Can you please clarify, it would be very much appreciated. Thanks.
He clarified this in some other thread. Go with the newer material.
Although like the previous poster said the older one can work and may just not be meant to ran for a long period of time, if that’s the case they are not really contradicting themselves.
As for the science behind this, one method may be better in general but there are other factors too. The leg program may focus on legs and your other lifts won’t increase during this time, if your goal is legs then that’s great, if not then it may not be the best choice. If some new method is more fun or motivating for you you could make up for a less than ideal program by putting in more effort, in that case it IS the better program regardless of science. Schedule is a big one, if you can’t make it to the gym everyday then a 6 day a week program modified for less days might not work at all. Other factors could be lifting experience, strength levels, age etc.
If I recall the leg workout is intended to stimulate bloodflow to the legs, not as high reps for max muscle fiber stimulation. If you look at it that way, and use the “Big hard legs” as a warm-up, then it shouldn’t be a conflict at all.
I think you think about that wrong. You are on the search for the perfect approach that is optimal in every way however this approach doesn’t exist ! There are many ways to do things that is why all the professional athletes train different, however most successful athlethes have the same key principles. What I want to say there is no perfect way, everything that CT has published surely works !
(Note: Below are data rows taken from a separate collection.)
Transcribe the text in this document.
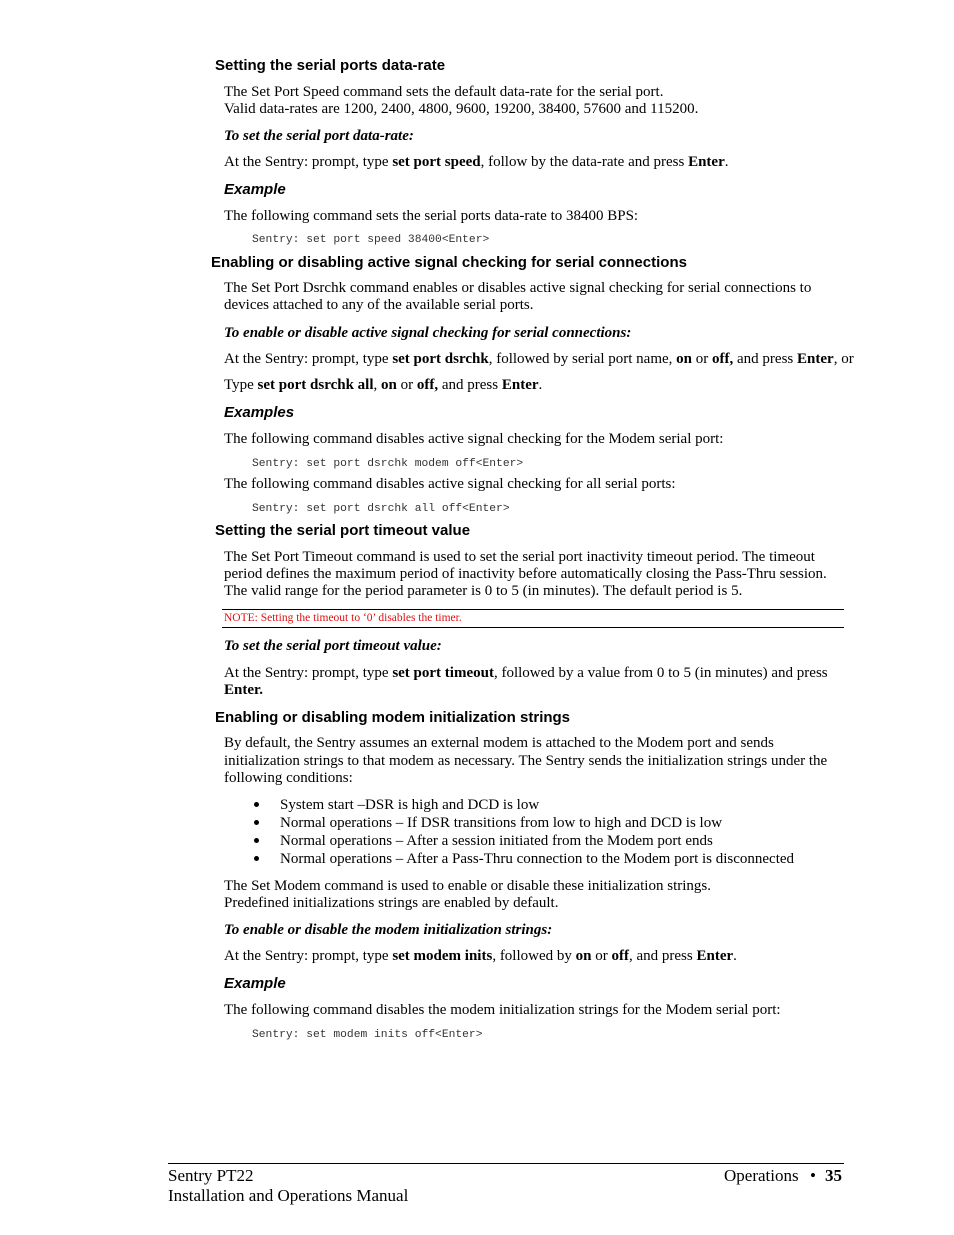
Setting the serial ports data-rate
The Set Port Speed command sets the default data-rate for the serial port.
Valid data-rates are 1200, 2400, 4800, 9600, 19200, 38400, 57600 and 115200.
To set the serial port data-rate:
At the Sentry: prompt, type set port speed, follow by the data-rate and press Enter.
Example
The following command sets the serial ports data-rate to 38400 BPS:
Sentry: set port speed 38400<Enter>
Enabling or disabling active signal checking for serial connections
The Set Port Dsrchk command enables or disables active signal checking for serial connections to
devices attached to any of the available serial ports.
To enable or disable active signal checking for serial connections:
At the Sentry: prompt, type set port dsrchk, followed by serial port name, on or off, and press Enter, or
Type set port dsrchk all, on or off, and press Enter.
Examples
The following command disables active signal checking for the Modem serial port:
Sentry: set port dsrchk modem off<Enter>
The following command disables active signal checking for all serial ports:
Sentry: set port dsrchk all off<Enter>
Setting the serial port timeout value
The Set Port Timeout command is used to set the serial port inactivity timeout period. The timeout
period defines the maximum period of inactivity before automatically closing the Pass-Thru session.
The valid range for the period parameter is 0 to 5 (in minutes). The default period is 5.
NOTE: Setting the timeout to ‘0’ disables the timer.
To set the serial port timeout value:
At the Sentry: prompt, type set port timeout, followed by a value from 0 to 5 (in minutes) and press
Enter.
Enabling or disabling modem initialization strings
By default, the Sentry assumes an external modem is attached to the Modem port and sends
initialization strings to that modem as necessary. The Sentry sends the initialization strings under the
following conditions:
System start –DSR is high and DCD is low
Normal operations – If DSR transitions from low to high and DCD is low
Normal operations – After a session initiated from the Modem port ends
Normal operations – After a Pass-Thru connection to the Modem port is disconnected
The Set Modem command is used to enable or disable these initialization strings.
Predefined initializations strings are enabled by default.
To enable or disable the modem initialization strings:
At the Sentry: prompt, type set modem inits, followed by on or off, and press Enter.
Example
The following command disables the modem initialization strings for the Modem serial port:
Sentry: set modem inits off<Enter>
Sentry PT22
Installation and Operations Manual
Operations • 35
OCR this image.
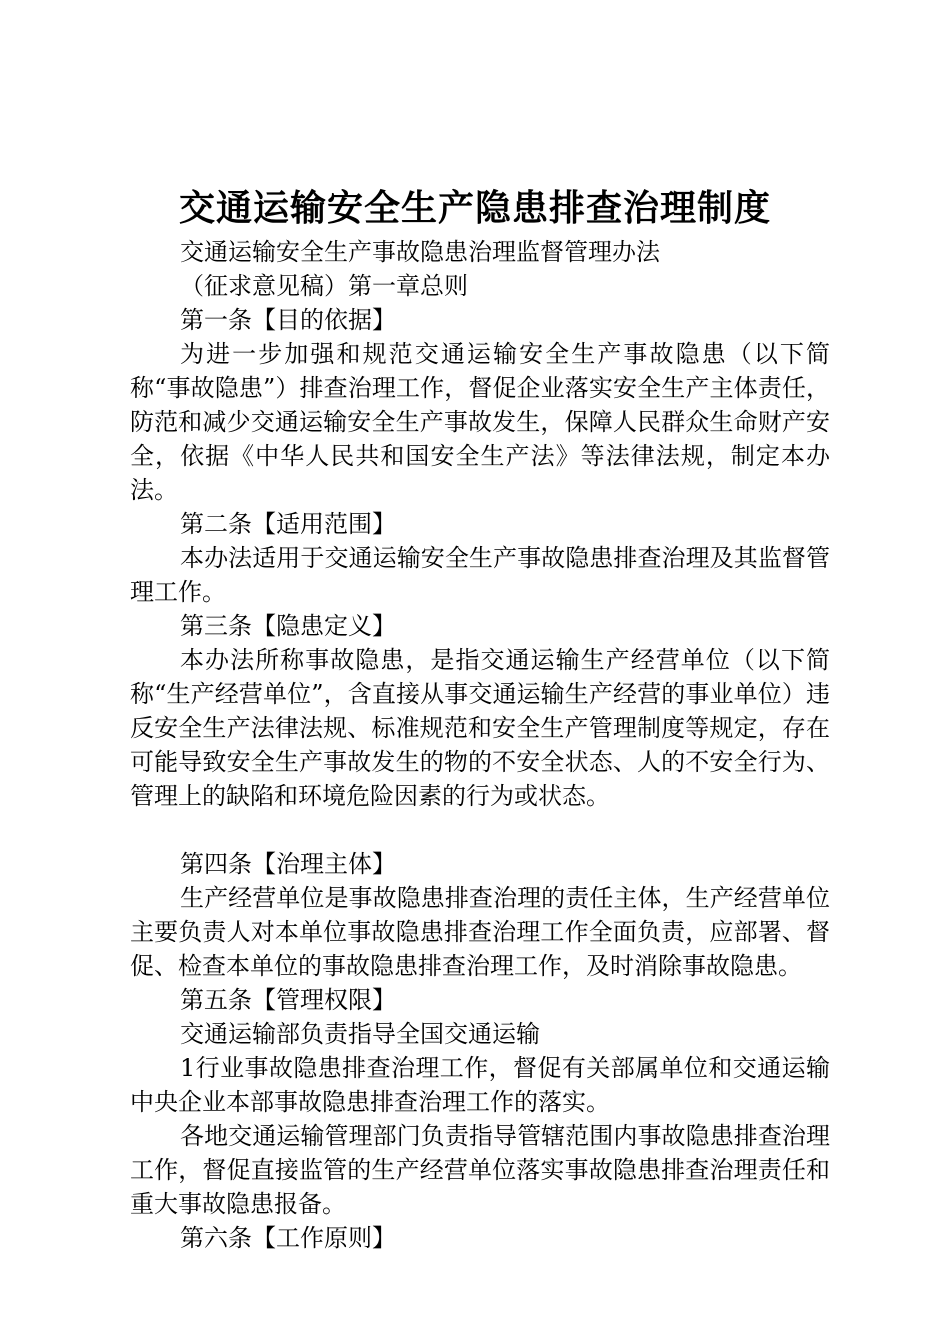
交通运输安全生产隐患排查治理制度

交通运输安全生产事故隐患治理监督管理办法

（征求意见稿）第一章总则

第一条【目的依据】

为进一步加强和规范交通运输安全生产事故隐患（以下简称“事故隐患”）排查治理工作，督促企业落实安全生产主体责任，防范和减少交通运输安全生产事故发生，保障人民群众生命财产安全，依据《中华人民共和国安全生产法》等法律法规，制定本办法。

第二条【适用范围】

本办法适用于交通运输安全生产事故隐患排查治理及其监督管理工作。

第三条【隐患定义】

本办法所称事故隐患，是指交通运输生产经营单位（以下简称“生产经营单位”，含直接从事交通运输生产经营的事业单位）违反安全生产法律法规、标准规范和安全生产管理制度等规定，存在可能导致安全生产事故发生的物的不安全状态、人的不安全行为、管理上的缺陷和环境危险因素的行为或状态。

第四条【治理主体】

生产经营单位是事故隐患排查治理的责任主体，生产经营单位主要负责人对本单位事故隐患排查治理工作全面负责，应部署、督促、检查本单位的事故隐患排查治理工作，及时消除事故隐患。

第五条【管理权限】

交通运输部负责指导全国交通运输

1行业事故隐患排查治理工作，督促有关部属单位和交通运输中央企业本部事故隐患排查治理工作的落实。

各地交通运输管理部门负责指导管辖范围内事故隐患排查治理工作，督促直接监管的生产经营单位落实事故隐患排查治理责任和重大事故隐患报备。

第六条【工作原则】
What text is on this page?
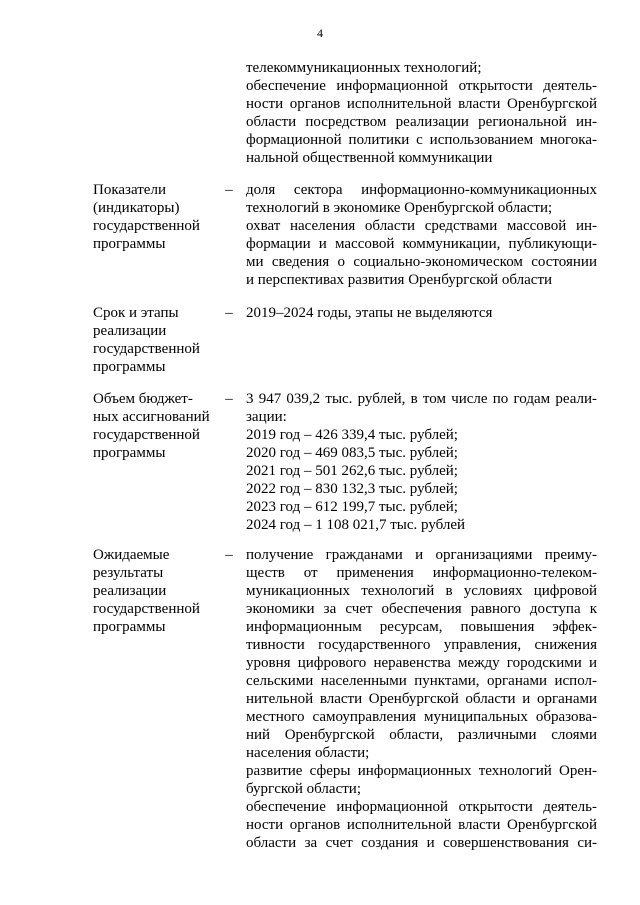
4
телекоммуникационных технологий;
обеспечение информационной открытости деятель-
ности органов исполнительной власти Оренбургской
области посредством реализации региональной ин-
формационной политики с использованием многока-
нальной общественной коммуникации
Показатели
(индикаторы)
государственной
программы
– доля сектора информационно-коммуникационных
технологий в экономике Оренбургской области;
охват населения области средствами массовой ин-
формации и массовой коммуникации, публикующи-
ми сведения о социально-экономическом состоянии
и перспективах развития Оренбургской области
Срок и этапы
реализации
государственной
программы
– 2019–2024 годы, этапы не выделяются
Объем бюджет-
ных ассигнований
государственной
программы
– 3 947 039,2 тыс. рублей, в том числе по годам реали-
зации:
2019 год – 426 339,4 тыс. рублей;
2020 год – 469 083,5 тыс. рублей;
2021 год – 501 262,6 тыс. рублей;
2022 год – 830 132,3 тыс. рублей;
2023 год – 612 199,7 тыс. рублей;
2024 год – 1 108 021,7 тыс. рублей
Ожидаемые
результаты
реализации
государственной
программы
– получение гражданами и организациями преиму-
ществ от применения информационно-телеком-
муникационных технологий в условиях цифровой
экономики за счет обеспечения равного доступа к
информационным ресурсам, повышения эффек-
тивности государственного управления, снижения
уровня цифрового неравенства между городскими и
сельскими населенными пунктами, органами испол-
нительной власти Оренбургской области и органами
местного самоуправления муниципальных образова-
ний Оренбургской области, различными слоями
населения области;
развитие сферы информационных технологий Орен-
бургской области;
обеспечение информационной открытости деятель-
ности органов исполнительной власти Оренбургской
области за счет создания и совершенствования си-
I am not doubting CT whatsoever. He is the one guy whose articles I always read and seek out. And I also understand that over time, you learn new things, and opinions change. Anyone who doesn’t adapt of ignores new (if verified) information is a fool. But, YES I am searching for the most efficient way to add muscle (not strength) as fast as possible. So when I see someone like CT write an article called the Single BEST way to build muscle, or the BEST Damn workout, it catches my eye. So I was merely asking if doing something like those 100 rep warm up leg presses before starting the Best Damn Natty workout would be beneficial OR would it raise cortisol.
The 100 rep leg press blitz isn’t to failure. He states in the article to use light weight…or just the sled. Going to failure day after day would destroy you over time. Start with the sled and enjoy the burn. If you have to stop shy of 100 reps then it’s too heavy and you’re overdoing it.
Dudes, yes the 100 reps thing is a blitz, but even then it will not release a huge amount of cortisol. 100 light reps on the leg press is like doing a few sets of prowler pushing or airdyne bike. It will last at the most 3 minutes. Yes it uses glycogen but the cortisol spike from it will be VERY low.
Yes it uses glycogen for fuel, but I’m not saying that you need to AVOID everything that does that. Otherwise any form of GPP work would be off-limit… you can totally do the 100 reps method at the beginning of your workouts for 4-6 weeks without detrimental effect on your progression.